It was great to see that our recent blog, titled ‘We need to rethink the term 'special needs' - here's why’, on 20th July attracted a number of comments and provoked some well-informed debate amongst passionate people. This response inspired us to produce another explanation to clarify exactly why we think terms like ‘special needs’ can do much more harm than good and impose barriers to inclusion rather than reducing them. 

It might be helpful to break the term right down. We define ‘needs’ as what we as humans require to stay alive and live healthy lives. We could have a separate debate over what a list of universal human needs might contain, let us just say that everybody has a need for water, food, safety, shelter, care and love. Everybody has these needs; everybody has the same needs. ‘Needs’ are identical and universal. Are we saying that every single person is, therefore, the same? What distinguishes individuals is how they access these needs. This is what makes every single person different and ensures that no two people are the same. ‘Inclusion’ means proactively ensuring that everyone is able to access their universal needs. 

This is why terms such as ‘special needs’ or ‘additional needs’ used to describe disabled people are problematic. They ignore the reality that needs are universal. They label a group of people, who have exactly the same needs as everybody else, as different from what we consider ‘normal’, creating a division in our minds. They imply that people with impairments are awkward, difficult, expensive, easier to exclude. This language, which is recommended by government and socially accepted, demonstrates that we are not thinking inclusively, and even actively discourages us from doing so. 

These terms impose an identity on people that they did not choose. They allow us to define people by their impairments. People are grouped together on a false assumption that their needs are special or difficult, ignoring the reality that individuals within these groups all access their needs differently anyway, just as we all do. What is worse is that this language which emphasises difference from a norm, separates disabled people in our minds; we start to refer to them as ‘they’ because they are not ‘us’. This is not inclusive thinking. 
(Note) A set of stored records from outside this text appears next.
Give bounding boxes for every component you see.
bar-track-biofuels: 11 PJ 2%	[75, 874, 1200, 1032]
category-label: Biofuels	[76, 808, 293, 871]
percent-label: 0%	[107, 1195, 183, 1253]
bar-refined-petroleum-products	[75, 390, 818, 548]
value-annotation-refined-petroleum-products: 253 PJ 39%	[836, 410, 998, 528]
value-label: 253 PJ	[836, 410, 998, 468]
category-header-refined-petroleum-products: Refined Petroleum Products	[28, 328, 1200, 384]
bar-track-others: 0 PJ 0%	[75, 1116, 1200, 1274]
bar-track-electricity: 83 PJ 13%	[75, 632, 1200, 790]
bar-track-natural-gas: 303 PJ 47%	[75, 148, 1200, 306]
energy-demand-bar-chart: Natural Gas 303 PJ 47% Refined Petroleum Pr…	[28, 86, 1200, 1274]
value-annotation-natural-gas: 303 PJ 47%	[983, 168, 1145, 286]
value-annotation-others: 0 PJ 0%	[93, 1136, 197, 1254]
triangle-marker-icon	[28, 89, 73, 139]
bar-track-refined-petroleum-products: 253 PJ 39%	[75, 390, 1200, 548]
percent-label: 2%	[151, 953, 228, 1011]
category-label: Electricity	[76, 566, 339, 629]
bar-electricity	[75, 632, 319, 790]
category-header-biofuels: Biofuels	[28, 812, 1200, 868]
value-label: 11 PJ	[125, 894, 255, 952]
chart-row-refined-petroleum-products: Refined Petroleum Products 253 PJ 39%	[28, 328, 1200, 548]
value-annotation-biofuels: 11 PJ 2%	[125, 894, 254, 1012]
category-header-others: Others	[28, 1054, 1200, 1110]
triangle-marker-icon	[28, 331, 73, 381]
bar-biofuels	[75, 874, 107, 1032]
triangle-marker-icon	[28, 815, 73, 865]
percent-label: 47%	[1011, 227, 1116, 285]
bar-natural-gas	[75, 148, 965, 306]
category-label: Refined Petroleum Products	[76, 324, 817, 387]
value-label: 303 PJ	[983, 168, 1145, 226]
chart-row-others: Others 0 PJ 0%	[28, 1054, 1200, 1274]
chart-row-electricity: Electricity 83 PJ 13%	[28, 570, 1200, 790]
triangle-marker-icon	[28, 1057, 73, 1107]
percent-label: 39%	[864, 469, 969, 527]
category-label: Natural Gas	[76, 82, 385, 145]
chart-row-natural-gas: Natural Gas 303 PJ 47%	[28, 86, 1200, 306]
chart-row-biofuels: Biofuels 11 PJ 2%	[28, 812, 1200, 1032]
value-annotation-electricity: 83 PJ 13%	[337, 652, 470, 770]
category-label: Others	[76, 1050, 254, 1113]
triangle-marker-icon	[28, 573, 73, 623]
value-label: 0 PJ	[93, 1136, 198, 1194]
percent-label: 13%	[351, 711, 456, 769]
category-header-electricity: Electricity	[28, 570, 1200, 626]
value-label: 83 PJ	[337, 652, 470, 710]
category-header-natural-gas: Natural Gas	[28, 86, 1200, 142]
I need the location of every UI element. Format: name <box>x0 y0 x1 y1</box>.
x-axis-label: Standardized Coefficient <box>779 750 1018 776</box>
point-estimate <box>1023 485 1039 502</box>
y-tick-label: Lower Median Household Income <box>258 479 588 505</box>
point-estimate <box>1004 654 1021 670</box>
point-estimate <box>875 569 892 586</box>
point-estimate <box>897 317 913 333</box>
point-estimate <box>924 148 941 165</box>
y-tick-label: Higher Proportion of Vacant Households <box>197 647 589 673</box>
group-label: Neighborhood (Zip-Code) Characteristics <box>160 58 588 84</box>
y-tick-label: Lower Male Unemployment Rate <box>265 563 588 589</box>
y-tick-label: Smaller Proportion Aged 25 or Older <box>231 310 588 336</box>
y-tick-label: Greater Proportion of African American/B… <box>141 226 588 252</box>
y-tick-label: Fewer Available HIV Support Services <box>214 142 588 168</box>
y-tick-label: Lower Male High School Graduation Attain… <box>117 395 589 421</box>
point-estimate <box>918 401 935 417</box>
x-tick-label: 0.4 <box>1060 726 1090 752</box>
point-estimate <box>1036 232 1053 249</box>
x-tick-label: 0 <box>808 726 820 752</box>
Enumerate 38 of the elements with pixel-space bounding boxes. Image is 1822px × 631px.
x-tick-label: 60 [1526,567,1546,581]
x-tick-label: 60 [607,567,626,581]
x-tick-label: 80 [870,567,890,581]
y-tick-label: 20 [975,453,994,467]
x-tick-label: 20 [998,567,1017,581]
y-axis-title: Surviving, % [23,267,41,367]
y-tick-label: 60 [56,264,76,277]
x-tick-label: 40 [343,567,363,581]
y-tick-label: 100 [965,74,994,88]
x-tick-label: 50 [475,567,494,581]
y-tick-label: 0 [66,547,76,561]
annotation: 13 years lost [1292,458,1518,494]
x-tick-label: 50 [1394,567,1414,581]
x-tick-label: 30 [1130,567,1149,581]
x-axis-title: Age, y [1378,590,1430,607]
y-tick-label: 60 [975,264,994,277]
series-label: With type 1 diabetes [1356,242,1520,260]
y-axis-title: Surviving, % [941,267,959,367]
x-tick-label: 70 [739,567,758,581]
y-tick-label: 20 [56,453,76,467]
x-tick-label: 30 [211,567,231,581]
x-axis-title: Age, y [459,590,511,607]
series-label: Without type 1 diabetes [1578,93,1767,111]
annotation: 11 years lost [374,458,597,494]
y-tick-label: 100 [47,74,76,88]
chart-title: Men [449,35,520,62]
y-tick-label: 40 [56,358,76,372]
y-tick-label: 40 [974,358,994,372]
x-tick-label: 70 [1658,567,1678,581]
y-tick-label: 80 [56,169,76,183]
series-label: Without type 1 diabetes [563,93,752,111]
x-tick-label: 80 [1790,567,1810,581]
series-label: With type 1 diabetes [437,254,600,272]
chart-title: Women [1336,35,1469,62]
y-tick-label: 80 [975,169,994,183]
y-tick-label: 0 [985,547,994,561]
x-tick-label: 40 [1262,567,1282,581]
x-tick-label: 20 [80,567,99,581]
Any such term that we use to describe a certain group encourages us to think that the problem is with this group of individuals who have these supposed ‘special needs’. Really, the focus must be on the collective responsibility of society to be inclusive; to make sure that all individuals can access their universal needs in their own way. Society disables people – you and me – we are the problem and have this responsibility. Special needs style language stops us from removing the barriers to inclusion from society. It presents inclusive practice as a form compensation or something additional, not the norm that it must be. 

If we can agree that needs are universal but we access them differently; then we should stop searching for new terms that discourage us from thinking, and therefore acting, inclusively. The current accepted language is patronising and helps to reinforce attitudes that prevent inclusion. As long as the discourse is ignorant of the fact that society is responsible for disabling people, our thinking, which determines our attitudes, actions and policies will not become more inclusive.